Approaching the Intelligence Space

“Small companies do not have teams of lawyers and acquisition professionals. They are lean and mean, and their value is their intellectual property. It’s often not practical for small companies to go through all of the process and procedures to get the security clearances they need to talk to and work with the intelligence community. That’s where companies like Raytheon Technologies comes in to help make those connections. We get to know about the small companies and about the right place in the intelligence community space that they would best plug into.
The best way to do that is to have startups reach out to people like me, in these big companies, to help connect those dots. I’m passionate about making those connections and know that others are too. We have seen many success stories, so I think the process is improving. A few examples include:

We started with In-Q-Tel 20 years ago. Now, all of the major services have similar kinds of venture investment firms. The Army, for example, has Army Futures Command. They’re making investments in small emerging companies. Another example is the Defense Intelligence Unit which serves all of DoD. There are also a growing number of these examples in the Department of Defense and intelligence community.

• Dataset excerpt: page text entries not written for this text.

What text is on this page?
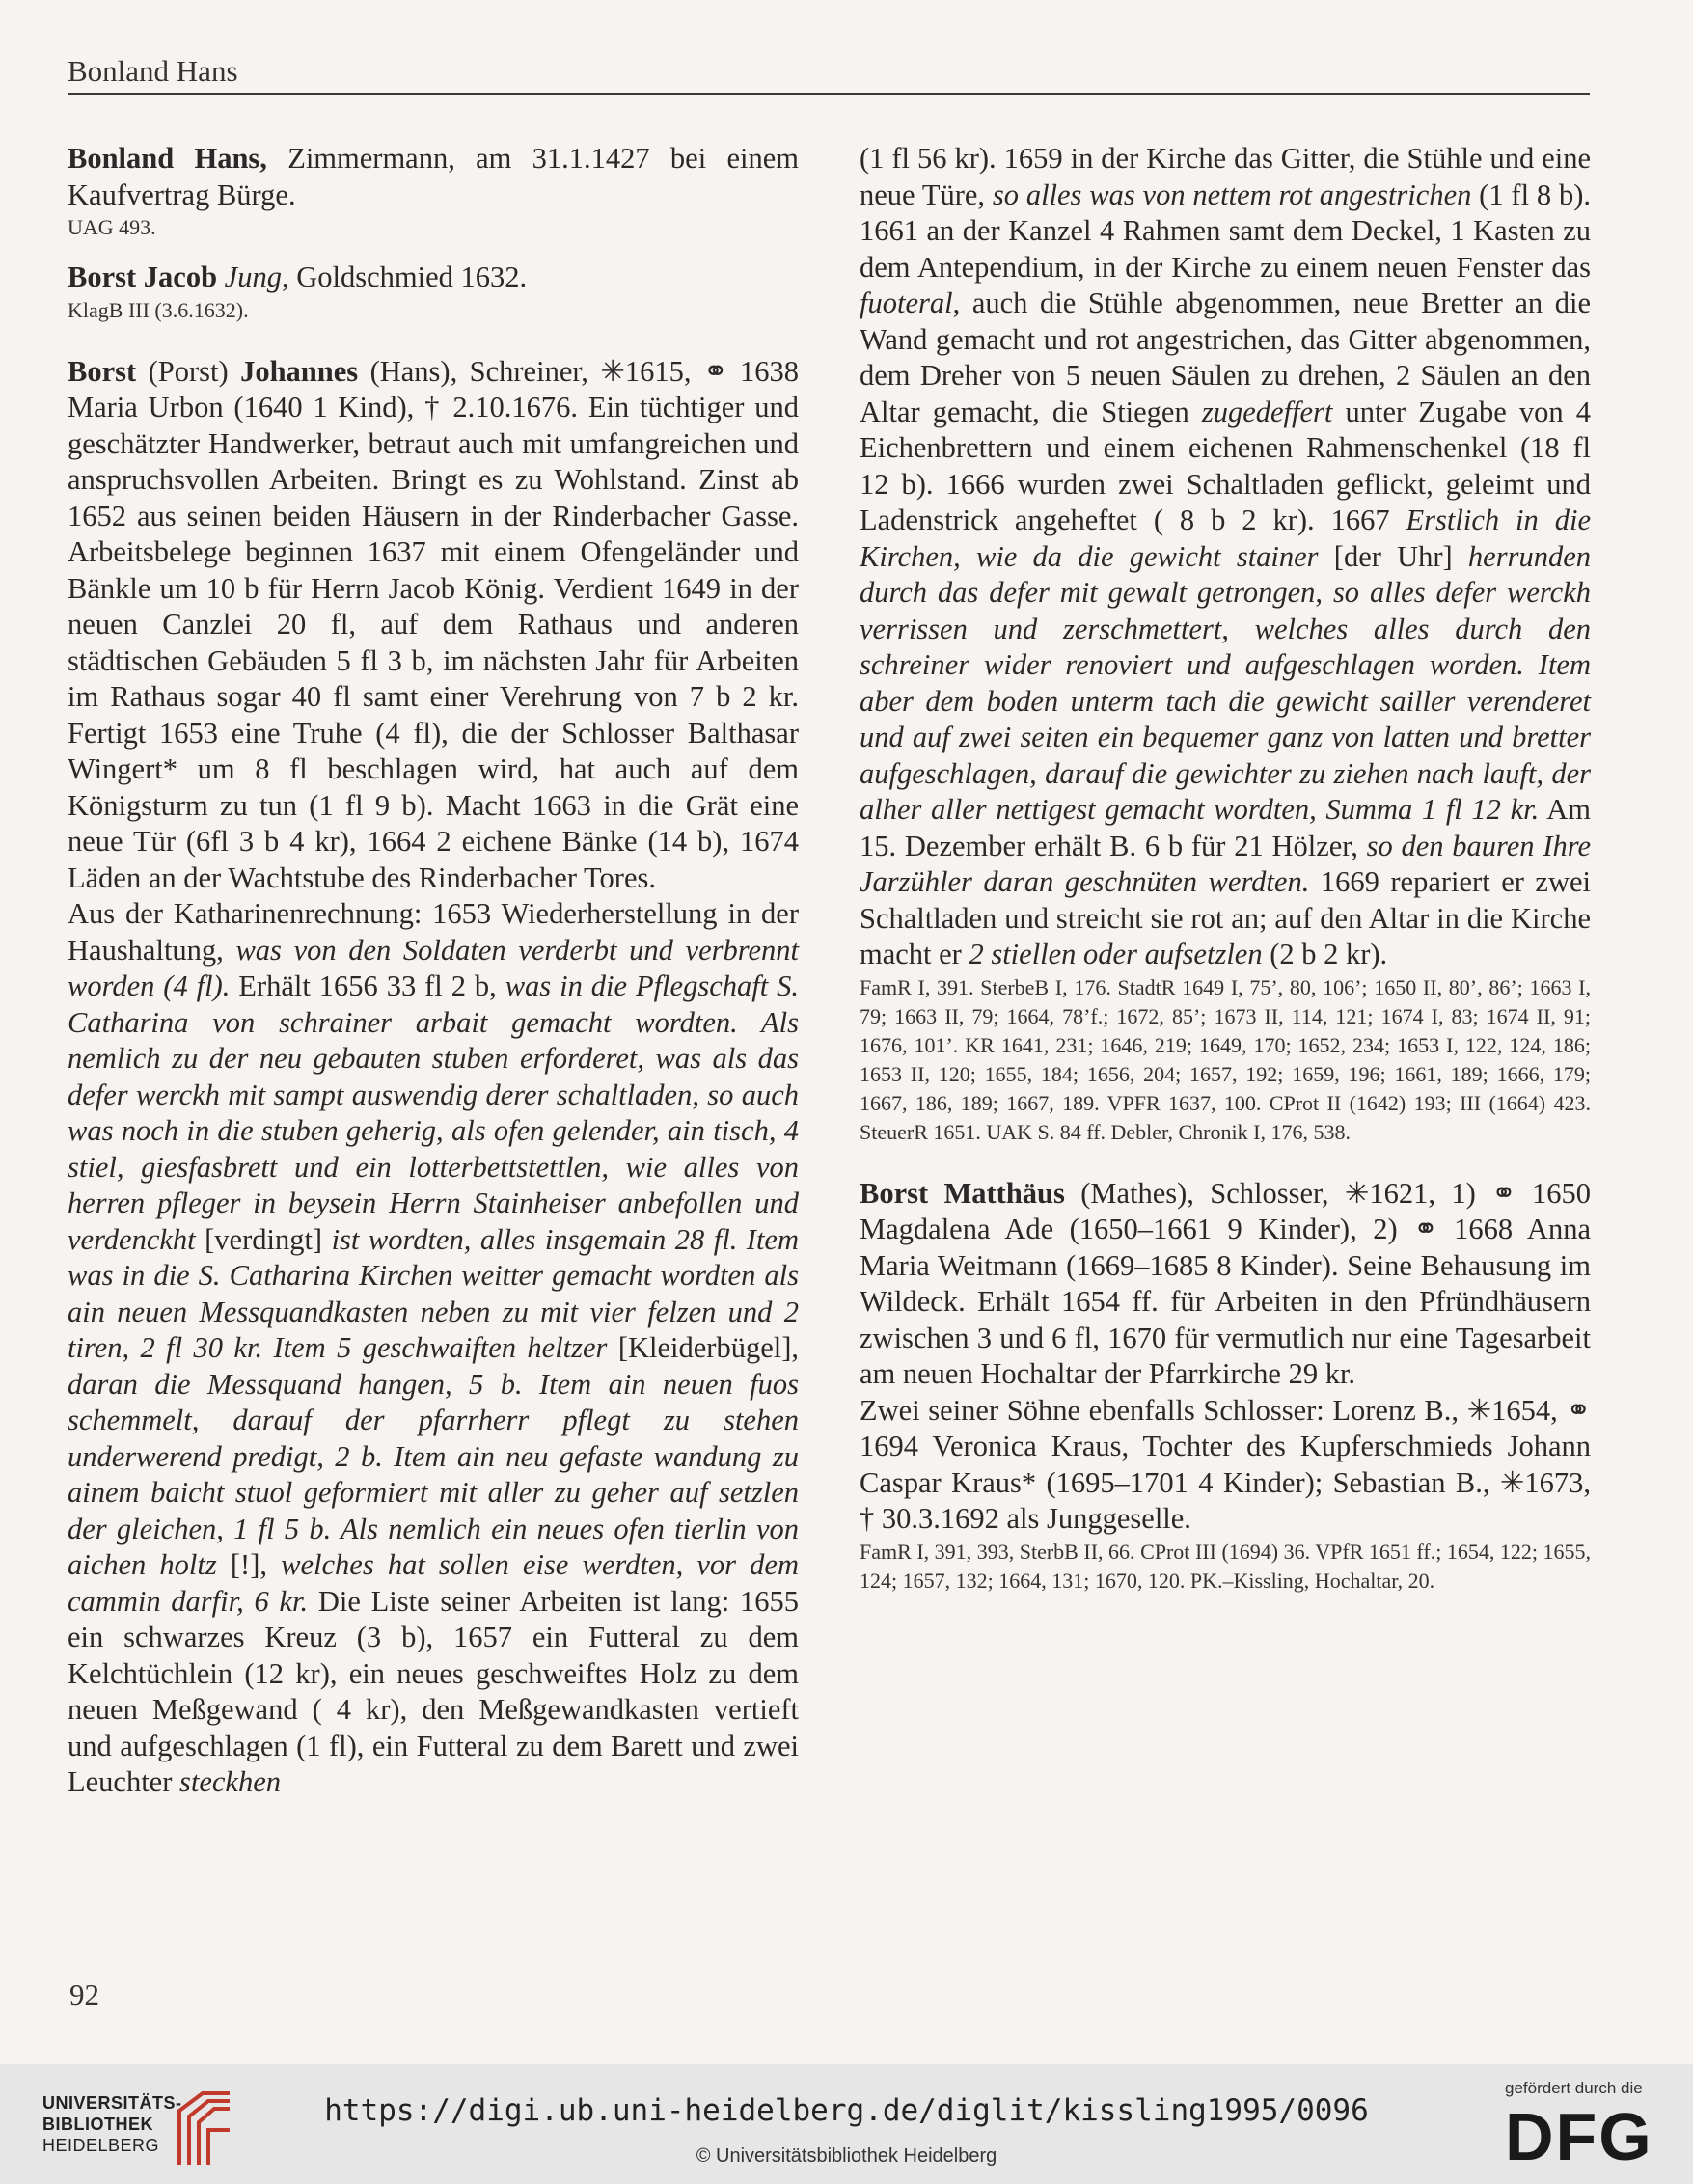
Bonland Hans

Bonland Hans, Zimmermann, am 31.1.1427 bei einem Kaufvertrag Bürge.

UAG 493.

Borst Jacob Jung, Goldschmied 1632.

KlagB III (3.6.1632).

Borst (Porst) Johannes (Hans), Schreiner, ✳1615, ⚭ 1638 Maria Urbon (1640 1 Kind), † 2.10.1676. Ein tüchtiger und geschätzter Handwerker, betraut auch mit umfangreichen und anspruchsvollen Arbeiten. Bringt es zu Wohlstand. Zinst ab 1652 aus seinen beiden Häusern in der Rinderbacher Gasse. Arbeitsbelege beginnen 1637 mit einem Ofengeländer und Bänkle um 10 b für Herrn Jacob König. Verdient 1649 in der neuen Canzlei 20 fl, auf dem Rathaus und anderen städtischen Gebäuden 5 fl 3 b, im nächsten Jahr für Arbeiten im Rathaus sogar 40 fl samt einer Verehrung von 7 b 2 kr. Fertigt 1653 eine Truhe (4 fl), die der Schlosser Balthasar Wingert* um 8 fl beschlagen wird, hat auch auf dem Königsturm zu tun (1 fl 9 b). Macht 1663 in die Grät eine neue Tür (6fl 3 b 4 kr), 1664 2 eichene Bänke (14 b), 1674 Läden an der Wachtstube des Rinderbacher Tores.

Aus der Katharinenrechnung: 1653 Wiederherstellung in der Haushaltung, was von den Soldaten verderbt und verbrennt worden (4 fl). Erhält 1656 33 fl 2 b, was in die Pflegschaft S. Catharina von schrainer arbait gemacht wordten. Als nemlich zu der neu gebauten stuben erforderet, was als das defer werckh mit sampt auswendig derer schaltladen, so auch was noch in die stuben geherig, als ofen gelender, ain tisch, 4 stiel, giesfasbrett und ein lotterbettstettlen, wie alles von herren pfleger in beysein Herrn Stainheiser anbefollen und verdenckht [verdingt] ist wordten, alles insgemain 28 fl. Item was in die S. Catharina Kirchen weitter gemacht wordten als ain neuen Messquandkasten neben zu mit vier felzen und 2 tiren, 2 fl 30 kr. Item 5 geschwaiften heltzer [Kleiderbügel], daran die Messquand hangen, 5 b. Item ain neuen fuos schemmelt, darauf der pfarrherr pflegt zu stehen underwerend predigt, 2 b. Item ain neu gefaste wandung zu ainem baicht stuol geformiert mit aller zu geher auf setzlen der gleichen, 1 fl 5 b. Als nemlich ein neues ofen tierlin von aichen holtz [!], welches hat sollen eise werdten, vor dem cammin darfir, 6 kr. Die Liste seiner Arbeiten ist lang: 1655 ein schwarzes Kreuz (3 b), 1657 ein Futteral zu dem Kelchtüchlein (12 kr), ein neues geschweiftes Holz zu dem neuen Meßgewand ( 4 kr), den Meßgewandkasten vertieft und aufgeschlagen (1 fl), ein Futteral zu dem Barett und zwei Leuchter steckhen

(1 fl 56 kr). 1659 in der Kirche das Gitter, die Stühle und eine neue Türe, so alles was von nettem rot angestrichen (1 fl 8 b). 1661 an der Kanzel 4 Rahmen samt dem Deckel, 1 Kasten zu dem Antependium, in der Kirche zu einem neuen Fenster das fuoteral, auch die Stühle abgenommen, neue Bretter an die Wand gemacht und rot angestrichen, das Gitter abgenommen, dem Dreher von 5 neuen Säulen zu drehen, 2 Säulen an den Altar gemacht, die Stiegen zugedeffert unter Zugabe von 4 Eichenbrettern und einem eichenen Rahmenschenkel (18 fl 12 b). 1666 wurden zwei Schaltladen geflickt, geleimt und Ladenstrick angeheftet ( 8 b 2 kr). 1667 Erstlich in die Kirchen, wie da die gewicht stainer [der Uhr] herrunden durch das defer mit gewalt getrongen, so alles defer werckh verrissen und zerschmettert, welches alles durch den schreiner wider renoviert und aufgeschlagen worden. Item aber dem boden unterm tach die gewicht sailler verenderet und auf zwei seiten ein bequemer ganz von latten und bretter aufgeschlagen, darauf die gewichter zu ziehen nach lauft, der alher aller nettigest gemacht wordten, Summa 1 fl 12 kr. Am 15. Dezember erhält B. 6 b für 21 Hölzer, so den bauren Ihre Jarzühler daran geschnüten werdten. 1669 repariert er zwei Schaltladen und streicht sie rot an; auf den Altar in die Kirche macht er 2 stiellen oder aufsetzlen (2 b 2 kr).

FamR I, 391. SterbeB I, 176. StadtR 1649 I, 75’, 80, 106’; 1650 II, 80’, 86’; 1663 I, 79; 1663 II, 79; 1664, 78’f.; 1672, 85’; 1673 II, 114, 121; 1674 I, 83; 1674 II, 91; 1676, 101’. KR 1641, 231; 1646, 219; 1649, 170; 1652, 234; 1653 I, 122, 124, 186; 1653 II, 120; 1655, 184; 1656, 204; 1657, 192; 1659, 196; 1661, 189; 1666, 179; 1667, 186, 189; 1667, 189. VPFR 1637, 100. CProt II (1642) 193; III (1664) 423. SteuerR 1651. UAK S. 84 ff. Debler, Chronik I, 176, 538.

Borst Matthäus (Mathes), Schlosser, ✳1621, 1) ⚭ 1650 Magdalena Ade (1650–1661 9 Kinder), 2) ⚭ 1668 Anna Maria Weitmann (1669–1685 8 Kinder). Seine Behausung im Wildeck. Erhält 1654 ff. für Arbeiten in den Pfründhäusern zwischen 3 und 6 fl, 1670 für vermutlich nur eine Tagesarbeit am neuen Hochaltar der Pfarrkirche 29 kr.

Zwei seiner Söhne ebenfalls Schlosser: Lorenz B., ✳1654, ⚭ 1694 Veronica Kraus, Tochter des Kupferschmieds Johann Caspar Kraus* (1695–1701 4 Kinder); Sebastian B., ✳1673, † 30.3.1692 als Junggeselle.

FamR I, 391, 393, SterbB II, 66. CProt III (1694) 36. VPfR 1651 ff.; 1654, 122; 1655, 124; 1657, 132; 1664, 131; 1670, 120. PK.–Kissling, Hochaltar, 20.

92
UNIVERSITÄTS-
BIBLIOTHEK
HEIDELBERG
https://digi.ub.uni-heidelberg.de/diglit/kissling1995/0096
© Universitätsbibliothek Heidelberg
gefördert durch die
DFG
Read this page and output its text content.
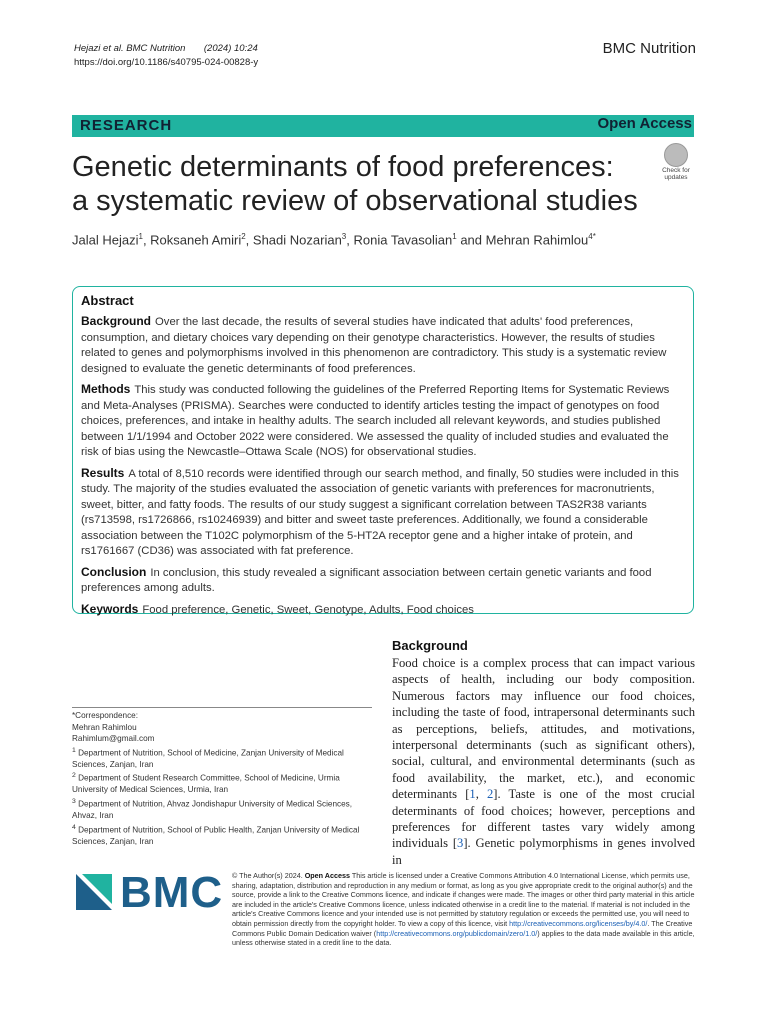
Hejazi et al. BMC Nutrition (2024) 10:24
https://doi.org/10.1186/s40795-024-00828-y
BMC Nutrition
RESEARCH	Open Access
Genetic determinants of food preferences:
a systematic review of observational studies
Check for
updates
Jalal Hejazi$^1$, Roksaneh Amiri$^2$, Shadi Nozarian$^3$, Ronia Tavasolian$^1$ and Mehran Rahimlou$^{4*}$
Abstract

Background Over the last decade, the results of several studies have indicated that adults' food preferences, consumption, and dietary choices vary depending on their genotype characteristics. However, the results of studies related to genes and polymorphisms involved in this phenomenon are contradictory. This study is a systematic review designed to evaluate the genetic determinants of food preferences.

Methods This study was conducted following the guidelines of the Preferred Reporting Items for Systematic Reviews and Meta-Analyses (PRISMA). Searches were conducted to identify articles testing the impact of genotypes on food choices, preferences, and intake in healthy adults. The search included all relevant keywords, and studies published between 1/1/1994 and October 2022 were considered. We assessed the quality of included studies and evaluated the risk of bias using the Newcastle–Ottawa Scale (NOS) for observational studies.

Results A total of 8,510 records were identified through our search method, and finally, 50 studies were included in this study. The majority of the studies evaluated the association of genetic variants with preferences for macronutrients, sweet, bitter, and fatty foods. The results of our study suggest a significant correlation between TAS2R38 variants (rs713598, rs1726866, rs10246939) and bitter and sweet taste preferences. Additionally, we found a considerable association between the T102C polymorphism of the 5-HT2A receptor gene and a higher intake of protein, and rs1761667 (CD36) was associated with fat preference.

Conclusion In conclusion, this study revealed a significant association between certain genetic variants and food preferences among adults.

Keywords Food preference, Genetic, Sweet, Genotype, Adults, Food choices

*Correspondence:

Mehran Rahimlou

Rahimlum@gmail.com

$^1$ Department of Nutrition, School of Medicine, Zanjan University of Medical Sciences, Zanjan, Iran

$^2$ Department of Student Research Committee, School of Medicine, Urmia University of Medical Sciences, Urmia, Iran

$^3$ Department of Nutrition, Ahvaz Jondishapur University of Medical Sciences, Ahvaz, Iran

$^4$ Department of Nutrition, School of Public Health, Zanjan University of Medical Sciences, Zanjan, Iran

Background
Food choice is a complex process that can impact various aspects of health, including our body composition. Numerous factors may influence our food choices, including the taste of food, intrapersonal determinants such as perceptions, beliefs, attitudes, and motivations, interpersonal determinants (such as significant others), social, cultural, and environmental determinants (such as food availability, the market, etc.), and economic determinants [1, 2]. Taste is one of the most crucial determinants of food choices; however, perceptions and preferences for different tastes vary widely among individuals [3]. Genetic polymorphisms in genes involved in
BMC © The Author(s) 2024. Open Access This article is licensed under a Creative Commons Attribution 4.0 International License, which permits use, sharing, adaptation, distribution and reproduction in any medium or format, as long as you give appropriate credit to the original author(s) and the source, provide a link to the Creative Commons licence, and indicate if changes were made. The images or other third party material in this article are included in the article's Creative Commons licence, unless indicated otherwise in a credit line to the material. If material is not included in the article's Creative Commons licence and your intended use is not permitted by statutory regulation or exceeds the permitted use, you will need to obtain permission directly from the copyright holder. To view a copy of this licence, visit http://creativecommons.org/licenses/by/4.0/. The Creative Commons Public Domain Dedication waiver (http://creativecommons.org/publicdomain/zero/1.0/) applies to the data made available in this article, unless otherwise stated in a credit line to the data.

There has also been a change in how acquisitions work. The Federal Acquisition Regulation (FAR) is a 500-page document of rules and processes that you have to follow to do an acquisition with the Department of Defense. Each arm of the Department of Defense, including the agencies like the National Security Agency, must follow this regulation. Recently, they have come out with some new authorities that allow them to do acquisitions in a more turnkey fashion. So, if you have a product, they can buy your product. I think there’s recognition that our startup community is a true national asset, both for speed and for scale.”

The Impact of the Pandemic on Women in Leadership

“I am gravely concerned about the impact this past year has had, especially on women in the workforce. Up through September of last year, 865,000 women were displaced, as opposed to 260,000 men. And the boundaries between work and home have smeared. [Many] support systems, including schools and daycares, are shut down. Women (and men) have to teach their children and care for them. My own daughter got out of the workforce because she needed to take care of her baby.

We have to help women get back in when they’re ready. We have to be aware that this time off is due to circumstances out of their control. I don’t have a magic button, but things are going to get better with vaccines rolling out. I can’t say when, but the support systems will come back online.”


  1. Take care of yourself. Take time to do whatever it is that you love to do every day, whether it’s exercise or just relaxing. It’s important to recharge ourselves so we can be there for others.
  2. Embrace lifelong learning and listening. You really have to do that in today’s world because things change so fast. I’m constantly trying to learn from and listen to others.
  3. Live a life of significance by really trying to make a difference for others. Staying true to the priorities and the values that I have and assuming noble intent by others has worked for me.